Die Universität Zürich wirft dem Medizinhistoriker Christoph Mörgeli Amtsgeheimnisverletzung vor. Sie hat deshalb gegen ihren ehemaligen Mitarbeiter eine Anzeige eingereicht.

Christoph Mörgerli vor zahlreichen Mikrofonen im Prime Tower. Bild in Lightbox öffnen.

Bildlegende: Im Prime Tower präsentierte Christoph Mörgeli vor zahlreichen Journalisten die vertraulichen Namen. Keystone

Christoph Mörgeli soll an einer Pressekonferenz im April Namen aus einem vertraulichen Bericht veröffentlicht haben. Deshalb hat die Universität Zürich eine Anzeige eingereicht. Wie die NZZ berichtet, ist die Anzeige am Dienstag bei der Staatsanwaltschaft des Kantons Zürich eingetroffen.

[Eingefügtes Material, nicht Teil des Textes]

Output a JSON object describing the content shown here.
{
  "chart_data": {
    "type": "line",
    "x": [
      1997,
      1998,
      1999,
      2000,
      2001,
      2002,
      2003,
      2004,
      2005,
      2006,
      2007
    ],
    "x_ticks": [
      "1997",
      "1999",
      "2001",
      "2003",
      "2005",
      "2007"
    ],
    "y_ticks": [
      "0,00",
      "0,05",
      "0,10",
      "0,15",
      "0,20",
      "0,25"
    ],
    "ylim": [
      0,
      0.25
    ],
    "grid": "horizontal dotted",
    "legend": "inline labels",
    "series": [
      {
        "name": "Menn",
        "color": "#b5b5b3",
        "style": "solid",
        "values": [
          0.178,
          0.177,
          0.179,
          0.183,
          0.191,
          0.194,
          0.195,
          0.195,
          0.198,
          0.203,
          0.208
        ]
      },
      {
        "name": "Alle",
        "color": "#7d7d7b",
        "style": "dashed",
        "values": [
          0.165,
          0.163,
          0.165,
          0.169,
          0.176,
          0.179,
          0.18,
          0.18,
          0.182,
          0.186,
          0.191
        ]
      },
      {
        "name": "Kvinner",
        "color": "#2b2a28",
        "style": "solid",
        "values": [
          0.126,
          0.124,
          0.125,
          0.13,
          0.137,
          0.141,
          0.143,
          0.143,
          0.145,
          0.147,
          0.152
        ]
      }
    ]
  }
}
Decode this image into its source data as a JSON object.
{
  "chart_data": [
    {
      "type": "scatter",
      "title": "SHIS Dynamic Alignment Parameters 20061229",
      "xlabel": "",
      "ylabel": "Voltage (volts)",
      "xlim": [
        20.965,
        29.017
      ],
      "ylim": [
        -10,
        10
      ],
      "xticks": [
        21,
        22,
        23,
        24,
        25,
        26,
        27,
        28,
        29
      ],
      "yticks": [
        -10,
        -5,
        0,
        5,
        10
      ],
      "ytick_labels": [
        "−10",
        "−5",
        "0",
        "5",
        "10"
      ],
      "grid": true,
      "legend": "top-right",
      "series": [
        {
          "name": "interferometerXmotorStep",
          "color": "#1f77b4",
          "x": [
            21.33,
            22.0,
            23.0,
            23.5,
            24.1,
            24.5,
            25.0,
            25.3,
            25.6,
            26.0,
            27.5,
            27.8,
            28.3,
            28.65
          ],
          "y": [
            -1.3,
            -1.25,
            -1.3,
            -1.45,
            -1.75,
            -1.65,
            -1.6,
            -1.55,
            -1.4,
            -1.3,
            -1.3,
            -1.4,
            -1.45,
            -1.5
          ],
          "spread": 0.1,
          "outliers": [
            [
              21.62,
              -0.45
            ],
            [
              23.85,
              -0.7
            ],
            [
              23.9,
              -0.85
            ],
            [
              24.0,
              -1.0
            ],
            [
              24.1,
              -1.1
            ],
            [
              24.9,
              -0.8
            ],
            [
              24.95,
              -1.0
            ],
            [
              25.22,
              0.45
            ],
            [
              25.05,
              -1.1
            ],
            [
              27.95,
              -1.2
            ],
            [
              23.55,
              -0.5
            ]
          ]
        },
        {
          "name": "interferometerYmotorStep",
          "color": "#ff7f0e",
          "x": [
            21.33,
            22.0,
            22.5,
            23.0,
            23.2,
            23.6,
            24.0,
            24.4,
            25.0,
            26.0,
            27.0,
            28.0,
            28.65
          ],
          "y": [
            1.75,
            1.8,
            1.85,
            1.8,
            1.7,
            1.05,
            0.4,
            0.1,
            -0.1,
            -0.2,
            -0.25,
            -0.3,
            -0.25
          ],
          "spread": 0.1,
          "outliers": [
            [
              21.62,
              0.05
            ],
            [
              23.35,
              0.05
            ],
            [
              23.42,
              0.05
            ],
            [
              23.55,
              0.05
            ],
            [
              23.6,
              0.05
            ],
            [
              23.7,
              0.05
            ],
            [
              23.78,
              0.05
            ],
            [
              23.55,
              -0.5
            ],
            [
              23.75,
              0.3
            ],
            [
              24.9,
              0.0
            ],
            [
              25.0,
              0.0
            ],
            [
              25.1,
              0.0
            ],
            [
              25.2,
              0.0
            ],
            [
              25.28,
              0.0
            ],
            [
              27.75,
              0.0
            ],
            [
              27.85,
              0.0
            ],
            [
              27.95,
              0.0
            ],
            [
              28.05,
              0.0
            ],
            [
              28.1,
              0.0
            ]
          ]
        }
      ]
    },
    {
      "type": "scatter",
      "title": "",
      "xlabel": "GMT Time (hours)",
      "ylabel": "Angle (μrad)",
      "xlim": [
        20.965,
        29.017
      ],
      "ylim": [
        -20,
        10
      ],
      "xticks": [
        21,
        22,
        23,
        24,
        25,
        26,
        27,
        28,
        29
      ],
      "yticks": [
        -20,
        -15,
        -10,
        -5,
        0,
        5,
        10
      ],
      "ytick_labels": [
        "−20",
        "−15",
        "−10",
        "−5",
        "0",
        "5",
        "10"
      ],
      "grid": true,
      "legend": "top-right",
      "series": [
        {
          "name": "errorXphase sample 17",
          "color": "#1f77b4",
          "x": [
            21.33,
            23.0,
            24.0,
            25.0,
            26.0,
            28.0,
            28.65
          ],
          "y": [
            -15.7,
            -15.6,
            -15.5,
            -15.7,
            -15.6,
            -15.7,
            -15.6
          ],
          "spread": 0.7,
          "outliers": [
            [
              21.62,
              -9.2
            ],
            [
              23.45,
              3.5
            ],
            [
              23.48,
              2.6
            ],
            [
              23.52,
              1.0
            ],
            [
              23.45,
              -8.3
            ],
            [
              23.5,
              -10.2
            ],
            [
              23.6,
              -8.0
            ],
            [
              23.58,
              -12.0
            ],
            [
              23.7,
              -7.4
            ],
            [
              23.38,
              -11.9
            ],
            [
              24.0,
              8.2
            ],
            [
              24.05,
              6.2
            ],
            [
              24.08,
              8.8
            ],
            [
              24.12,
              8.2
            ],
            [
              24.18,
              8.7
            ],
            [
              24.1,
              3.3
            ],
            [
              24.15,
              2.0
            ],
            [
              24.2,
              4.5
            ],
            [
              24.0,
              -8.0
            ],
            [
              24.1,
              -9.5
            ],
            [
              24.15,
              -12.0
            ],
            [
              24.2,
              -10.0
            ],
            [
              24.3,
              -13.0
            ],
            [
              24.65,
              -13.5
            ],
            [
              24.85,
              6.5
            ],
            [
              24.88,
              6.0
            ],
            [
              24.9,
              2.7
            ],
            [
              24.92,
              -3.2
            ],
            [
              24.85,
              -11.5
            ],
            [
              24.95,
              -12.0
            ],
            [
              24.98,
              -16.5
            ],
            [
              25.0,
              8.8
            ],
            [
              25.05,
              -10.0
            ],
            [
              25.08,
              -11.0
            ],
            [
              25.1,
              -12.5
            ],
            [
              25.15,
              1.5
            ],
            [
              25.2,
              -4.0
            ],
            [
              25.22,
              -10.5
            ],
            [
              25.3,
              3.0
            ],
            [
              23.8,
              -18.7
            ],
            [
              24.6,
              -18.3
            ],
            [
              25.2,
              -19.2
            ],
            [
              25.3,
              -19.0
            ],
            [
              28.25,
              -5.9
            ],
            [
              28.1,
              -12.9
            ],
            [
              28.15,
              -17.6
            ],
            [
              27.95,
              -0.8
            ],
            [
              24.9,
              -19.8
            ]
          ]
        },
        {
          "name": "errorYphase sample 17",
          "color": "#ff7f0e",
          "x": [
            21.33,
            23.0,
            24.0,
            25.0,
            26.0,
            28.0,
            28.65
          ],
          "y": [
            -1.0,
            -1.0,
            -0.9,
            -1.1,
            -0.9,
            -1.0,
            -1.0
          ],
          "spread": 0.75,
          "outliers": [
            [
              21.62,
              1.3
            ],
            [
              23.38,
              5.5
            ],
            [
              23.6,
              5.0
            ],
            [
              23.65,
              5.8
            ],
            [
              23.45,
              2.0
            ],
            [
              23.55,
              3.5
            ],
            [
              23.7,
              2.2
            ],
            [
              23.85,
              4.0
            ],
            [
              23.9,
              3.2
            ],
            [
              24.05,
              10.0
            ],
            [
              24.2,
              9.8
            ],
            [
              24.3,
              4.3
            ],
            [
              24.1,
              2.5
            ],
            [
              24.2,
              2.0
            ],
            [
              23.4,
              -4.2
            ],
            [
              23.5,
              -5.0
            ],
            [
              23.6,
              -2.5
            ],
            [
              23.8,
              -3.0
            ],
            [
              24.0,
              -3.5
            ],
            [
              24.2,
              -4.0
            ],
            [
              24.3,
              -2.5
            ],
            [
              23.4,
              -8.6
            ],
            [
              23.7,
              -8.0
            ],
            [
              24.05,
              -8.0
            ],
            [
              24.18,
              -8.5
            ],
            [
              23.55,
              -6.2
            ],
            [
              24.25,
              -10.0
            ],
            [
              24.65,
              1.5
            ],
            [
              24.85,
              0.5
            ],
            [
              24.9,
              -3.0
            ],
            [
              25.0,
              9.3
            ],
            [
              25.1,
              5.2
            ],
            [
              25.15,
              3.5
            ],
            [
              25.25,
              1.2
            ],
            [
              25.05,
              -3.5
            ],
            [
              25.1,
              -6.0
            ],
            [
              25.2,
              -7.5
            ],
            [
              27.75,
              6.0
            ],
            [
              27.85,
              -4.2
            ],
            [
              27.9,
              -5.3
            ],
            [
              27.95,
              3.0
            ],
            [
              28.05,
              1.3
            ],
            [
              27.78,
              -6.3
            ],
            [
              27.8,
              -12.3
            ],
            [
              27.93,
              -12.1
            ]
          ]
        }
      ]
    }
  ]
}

Konkret geht es um eine Folie, die die Namen der Mitglieder einer internationalen Kommission zeigte. Diese war mit der Aufgabe betraut, die Objektsammlung des Medizinhistorischen Museums zu beurteilen. Laut Universität war die Zusammensetzung des Gremiums vertraulich. Deshalb habe Christoph Mörgeli mit der Publikation das Amtsgeheimnis verletzt.

Die Zürcher Staatsanwaltschaft prüft nun die Anzeige und wird je nach Ausgang ein Verfahren eröffnen.